- Born: unknown
- Died: c. 680
- Venerated in: Roman Catholic Church Eastern Orthodox Church
- Feast: 17 June

= Adulf =

7th-century Anglo-Saxon saint

Saint Adulf (also Adolph, Adolf, Athwulf, Æthelwulf or Æðelwulf) (died c. 680 AD) was an Anglo-Saxon saint.

==Life==
Adulf is said to have been the brother of Botolph, but virtually nothing is known about his life. Church historian Frederick George Holweck says he was not Botolph's brother.

The story, which originated with a monk of Thorney, Folcard's account of Botolph's life, that Adulf was at one-time bishop of Maastricht, is now generally thought to rest on a confusion of names and to have no substance. However, it does explain the reason today's saint is often honoured as a bishop.
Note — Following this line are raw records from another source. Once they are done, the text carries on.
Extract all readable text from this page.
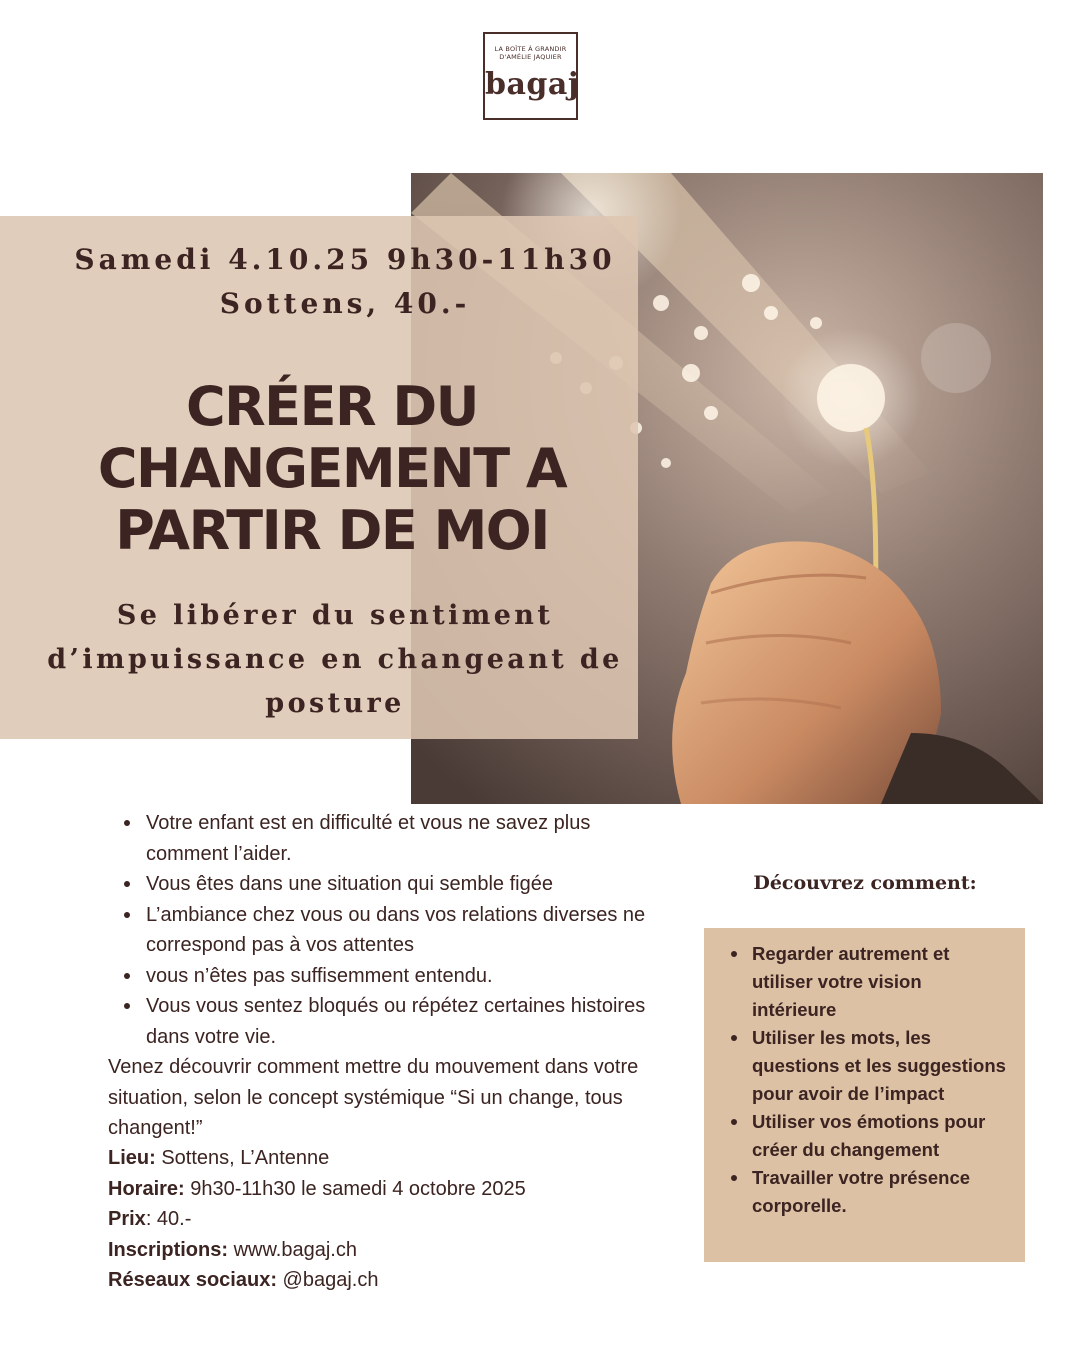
LA BOÎTE À GRANDIR
D'AMÉLIE JAQUIER
bagaj
Samedi 4.10.25 9h30-11h30
Sottens, 40.-
CRÉER DU
CHANGEMENT A
PARTIR DE MOI
Se libérer du sentiment d’impuissance en changeant de posture
Votre enfant est en difficulté et vous ne savez plus comment l’aider.
Vous êtes dans une situation qui semble figée
L’ambiance chez vous ou dans vos relations diverses ne correspond pas à vos attentes
vous n’êtes pas suffisemment entendu.
Vous vous sentez bloqués ou répétez certaines histoires dans votre vie.
Venez découvrir comment mettre du mouvement dans votre situation, selon le concept systémique “Si un change, tous changent!”
Lieu: Sottens, L’Antenne
Horaire: 9h30-11h30 le samedi 4 octobre 2025
Prix: 40.-
Inscriptions: www.bagaj.ch
Réseaux sociaux: @bagaj.ch
Découvrez comment:
Regarder autrement et utiliser votre vision intérieure
Utiliser les mots, les questions et les suggestions pour avoir de l’impact
Utiliser vos émotions pour créer du changement
Travailler votre présence corporelle.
The monastery at Iken, in the Kingdom of East Anglia, was destroyed in Viking raids. It is said that when by the orders of Æthelwold of Winchester, Botolph's body was disinterred for translation to the new abbey of Thorney, Adulf's body was buried with it, and as it proved impossible to disentangle the bones, the remains of both saints were taken to Thorney, where the relics of Adulf remained. The feast day of both saints is 17 June.